Tutto questo dà vita ad una costellazione di situazioni familiari estremamente variegata, ad un quadro dal quale il diritto di famiglia degli Stati Uniti emerge come un sistema inevitabilmente e definitivamente pluralista, a dispetto delle aspirazioni revanchiste ad un rinnovato trionfo del modello più tradizionale di famiglia, quello proprio del common law classico. Non a caso la motivazione della Corte Suprema del Massachusets trova un punto di forza proprio nei varchi che il sistema apre all'ingresso nel giuridicamente rilevante delle famiglie omosessuali. Se il matrimonio segna l'accesso ad una serie di benefici, fiscali, previdenziali, assicurativi, in una parola: ad una maggiore stabilità e sicurezza economica non solo per i coniugi, ma per tutti i membri della famiglia, negare alle coppie omosessuali la possibilità di sposarsi equivale a discriminare in modo irragionevole fra bambini nati da coppie eterosessuali, che di quei benefici possono godere, e bambini nati da coppie omosessuali, che dalle garanzie economiche derivanti dal matrimonio dei genitori dovrebbero restare esclusi. La legittimazione del matrimonio omosessuale decisa dalla Corte ha dunque l'ulteriore finalità di tutelare i diritti fondamentali ed il principio di uguaglianza nei confronti dei figli. E questo è cruciale in un paese in cui la clausola del best interest of the child non è servita a cristallizzare la famiglia attorno agli apriori della bigenitorialità e della eterosessualità dei genitori, ma al contrario, è stata utilizzata molto pragmaticamente in considerazione dei legami affettivi effettivamente stabilitisi fra adulti e minore, con ciò aprendo il regime giuridico della famiglia ad un reale pluralismo.

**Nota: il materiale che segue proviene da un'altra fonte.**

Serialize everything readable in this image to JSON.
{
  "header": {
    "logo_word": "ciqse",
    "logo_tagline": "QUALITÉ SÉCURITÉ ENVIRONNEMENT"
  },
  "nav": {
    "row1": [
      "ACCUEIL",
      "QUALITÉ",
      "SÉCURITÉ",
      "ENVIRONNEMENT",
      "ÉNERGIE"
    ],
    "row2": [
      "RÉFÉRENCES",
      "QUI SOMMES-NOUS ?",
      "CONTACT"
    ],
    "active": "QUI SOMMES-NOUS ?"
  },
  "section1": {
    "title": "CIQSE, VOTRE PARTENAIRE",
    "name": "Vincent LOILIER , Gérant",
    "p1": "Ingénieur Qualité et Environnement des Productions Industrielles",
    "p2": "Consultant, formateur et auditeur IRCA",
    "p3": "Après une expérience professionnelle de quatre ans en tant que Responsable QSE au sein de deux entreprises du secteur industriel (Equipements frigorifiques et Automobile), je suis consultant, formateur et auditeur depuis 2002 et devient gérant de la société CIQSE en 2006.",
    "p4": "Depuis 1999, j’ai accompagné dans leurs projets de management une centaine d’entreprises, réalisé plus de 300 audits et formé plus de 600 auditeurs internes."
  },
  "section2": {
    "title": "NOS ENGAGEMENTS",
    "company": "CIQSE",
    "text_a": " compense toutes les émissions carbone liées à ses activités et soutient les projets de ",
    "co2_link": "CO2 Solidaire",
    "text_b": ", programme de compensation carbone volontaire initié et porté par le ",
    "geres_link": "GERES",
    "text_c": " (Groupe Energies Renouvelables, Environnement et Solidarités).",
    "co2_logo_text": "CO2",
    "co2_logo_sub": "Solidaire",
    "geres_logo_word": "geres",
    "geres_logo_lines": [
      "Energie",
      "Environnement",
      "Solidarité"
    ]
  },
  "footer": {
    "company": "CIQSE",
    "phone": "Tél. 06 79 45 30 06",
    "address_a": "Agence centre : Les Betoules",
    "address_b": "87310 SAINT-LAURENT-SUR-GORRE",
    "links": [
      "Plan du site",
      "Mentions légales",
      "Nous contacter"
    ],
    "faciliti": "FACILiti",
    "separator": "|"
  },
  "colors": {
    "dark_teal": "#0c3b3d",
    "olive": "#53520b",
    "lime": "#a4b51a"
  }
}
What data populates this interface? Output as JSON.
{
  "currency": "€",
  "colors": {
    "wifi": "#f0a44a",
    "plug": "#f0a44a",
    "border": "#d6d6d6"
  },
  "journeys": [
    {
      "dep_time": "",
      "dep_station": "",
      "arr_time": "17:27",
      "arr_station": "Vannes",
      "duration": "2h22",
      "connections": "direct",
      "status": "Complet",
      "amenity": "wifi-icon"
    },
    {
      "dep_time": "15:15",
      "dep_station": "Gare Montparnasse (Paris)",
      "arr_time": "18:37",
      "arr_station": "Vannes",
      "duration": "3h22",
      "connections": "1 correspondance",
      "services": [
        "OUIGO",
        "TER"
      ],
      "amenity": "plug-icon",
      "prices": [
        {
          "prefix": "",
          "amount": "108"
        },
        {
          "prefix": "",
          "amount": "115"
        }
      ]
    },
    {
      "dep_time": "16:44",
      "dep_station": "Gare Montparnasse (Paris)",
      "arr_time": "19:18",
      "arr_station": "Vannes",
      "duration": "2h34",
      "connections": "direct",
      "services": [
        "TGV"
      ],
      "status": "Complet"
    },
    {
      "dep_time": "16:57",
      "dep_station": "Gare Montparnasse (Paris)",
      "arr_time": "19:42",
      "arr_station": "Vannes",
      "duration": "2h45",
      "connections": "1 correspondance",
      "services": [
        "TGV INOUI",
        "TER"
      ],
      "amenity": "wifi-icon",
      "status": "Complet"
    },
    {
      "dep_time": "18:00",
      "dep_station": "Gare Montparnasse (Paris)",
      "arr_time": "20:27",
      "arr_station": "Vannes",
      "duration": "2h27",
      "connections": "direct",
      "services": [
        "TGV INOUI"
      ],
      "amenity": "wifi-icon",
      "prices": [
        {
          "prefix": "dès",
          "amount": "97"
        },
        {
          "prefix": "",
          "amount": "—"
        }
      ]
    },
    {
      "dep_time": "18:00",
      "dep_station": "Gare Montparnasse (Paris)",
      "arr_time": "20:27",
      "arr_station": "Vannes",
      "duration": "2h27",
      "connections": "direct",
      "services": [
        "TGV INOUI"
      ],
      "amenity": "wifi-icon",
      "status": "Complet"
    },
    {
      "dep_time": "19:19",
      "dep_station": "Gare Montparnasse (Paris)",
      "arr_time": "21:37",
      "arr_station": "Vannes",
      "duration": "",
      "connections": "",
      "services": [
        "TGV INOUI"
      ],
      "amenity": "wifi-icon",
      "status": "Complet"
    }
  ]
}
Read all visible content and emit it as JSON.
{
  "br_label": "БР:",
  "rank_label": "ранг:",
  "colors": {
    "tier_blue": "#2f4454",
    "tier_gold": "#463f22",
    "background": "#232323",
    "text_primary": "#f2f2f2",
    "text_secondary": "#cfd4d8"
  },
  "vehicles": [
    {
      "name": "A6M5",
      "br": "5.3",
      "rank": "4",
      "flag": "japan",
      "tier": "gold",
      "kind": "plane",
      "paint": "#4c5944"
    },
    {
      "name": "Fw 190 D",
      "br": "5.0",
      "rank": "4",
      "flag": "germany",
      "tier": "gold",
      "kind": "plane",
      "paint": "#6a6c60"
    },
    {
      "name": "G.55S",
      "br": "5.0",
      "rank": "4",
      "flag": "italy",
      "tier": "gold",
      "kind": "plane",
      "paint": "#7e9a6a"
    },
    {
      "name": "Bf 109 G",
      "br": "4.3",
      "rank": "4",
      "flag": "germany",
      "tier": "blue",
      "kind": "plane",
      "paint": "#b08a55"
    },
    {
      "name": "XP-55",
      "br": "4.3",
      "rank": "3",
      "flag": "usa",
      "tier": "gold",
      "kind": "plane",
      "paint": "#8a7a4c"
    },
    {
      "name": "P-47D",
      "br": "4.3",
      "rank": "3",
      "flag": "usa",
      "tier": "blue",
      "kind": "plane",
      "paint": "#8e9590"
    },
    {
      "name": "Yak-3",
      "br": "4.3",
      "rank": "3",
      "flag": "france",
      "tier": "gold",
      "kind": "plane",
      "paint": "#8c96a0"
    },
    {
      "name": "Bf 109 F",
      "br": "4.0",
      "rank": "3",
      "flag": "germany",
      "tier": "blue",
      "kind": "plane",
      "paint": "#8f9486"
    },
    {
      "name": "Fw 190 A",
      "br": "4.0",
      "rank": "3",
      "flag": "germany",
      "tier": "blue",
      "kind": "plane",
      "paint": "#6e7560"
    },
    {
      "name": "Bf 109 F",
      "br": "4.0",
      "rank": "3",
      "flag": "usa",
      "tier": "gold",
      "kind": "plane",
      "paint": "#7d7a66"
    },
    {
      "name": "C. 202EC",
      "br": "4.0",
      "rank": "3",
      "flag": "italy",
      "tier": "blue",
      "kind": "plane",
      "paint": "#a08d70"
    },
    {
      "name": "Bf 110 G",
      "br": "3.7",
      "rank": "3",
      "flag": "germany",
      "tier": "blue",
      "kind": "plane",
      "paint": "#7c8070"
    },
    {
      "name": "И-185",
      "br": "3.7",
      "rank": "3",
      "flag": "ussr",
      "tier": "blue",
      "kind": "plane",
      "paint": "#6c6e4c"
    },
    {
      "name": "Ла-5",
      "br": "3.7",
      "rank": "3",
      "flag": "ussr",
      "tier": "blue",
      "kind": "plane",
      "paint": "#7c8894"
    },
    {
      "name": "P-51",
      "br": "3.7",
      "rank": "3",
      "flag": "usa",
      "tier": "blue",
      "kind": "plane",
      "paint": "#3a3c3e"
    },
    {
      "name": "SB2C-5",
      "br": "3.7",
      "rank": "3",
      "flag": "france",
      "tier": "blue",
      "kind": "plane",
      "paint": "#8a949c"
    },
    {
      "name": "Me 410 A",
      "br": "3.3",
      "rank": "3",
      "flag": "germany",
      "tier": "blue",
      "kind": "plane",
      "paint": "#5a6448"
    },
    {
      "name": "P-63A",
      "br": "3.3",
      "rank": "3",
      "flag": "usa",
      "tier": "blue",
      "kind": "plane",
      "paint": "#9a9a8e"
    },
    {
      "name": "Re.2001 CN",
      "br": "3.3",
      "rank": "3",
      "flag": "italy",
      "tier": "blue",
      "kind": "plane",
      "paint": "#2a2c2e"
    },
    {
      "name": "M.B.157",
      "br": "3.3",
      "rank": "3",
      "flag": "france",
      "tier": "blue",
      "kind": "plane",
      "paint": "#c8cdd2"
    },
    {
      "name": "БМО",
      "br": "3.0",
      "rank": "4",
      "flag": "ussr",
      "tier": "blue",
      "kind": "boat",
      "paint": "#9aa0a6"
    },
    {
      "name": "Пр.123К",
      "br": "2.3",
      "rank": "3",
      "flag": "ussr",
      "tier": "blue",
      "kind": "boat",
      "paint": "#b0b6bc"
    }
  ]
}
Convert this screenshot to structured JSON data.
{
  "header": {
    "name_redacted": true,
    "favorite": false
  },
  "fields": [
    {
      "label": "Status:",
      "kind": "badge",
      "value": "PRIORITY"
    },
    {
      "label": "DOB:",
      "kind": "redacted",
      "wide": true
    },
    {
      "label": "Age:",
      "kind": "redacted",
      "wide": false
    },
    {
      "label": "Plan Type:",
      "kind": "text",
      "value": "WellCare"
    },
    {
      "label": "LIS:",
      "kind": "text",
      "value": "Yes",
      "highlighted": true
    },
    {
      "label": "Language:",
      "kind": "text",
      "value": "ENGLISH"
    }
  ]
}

D'altra parte il discorso affrontato dalla corte riflette una realtà sociale ormai divenuta rilevante, e non solo in senso quantitativo: le coppie omosessuali con figli censite sul territorio degli Stati Uniti sono più di 9.000, 9.328 per l'esattezza (dati Census Bureau); fra queste circa il 26% delle coppie maschili è costituito da unioni in cui uno dei partner ha abbandonato il lavoro extradomestico, rinunciando alla carriera professionale e ad un reddito proprio, per dedicarsi interamente alla cura dei figli.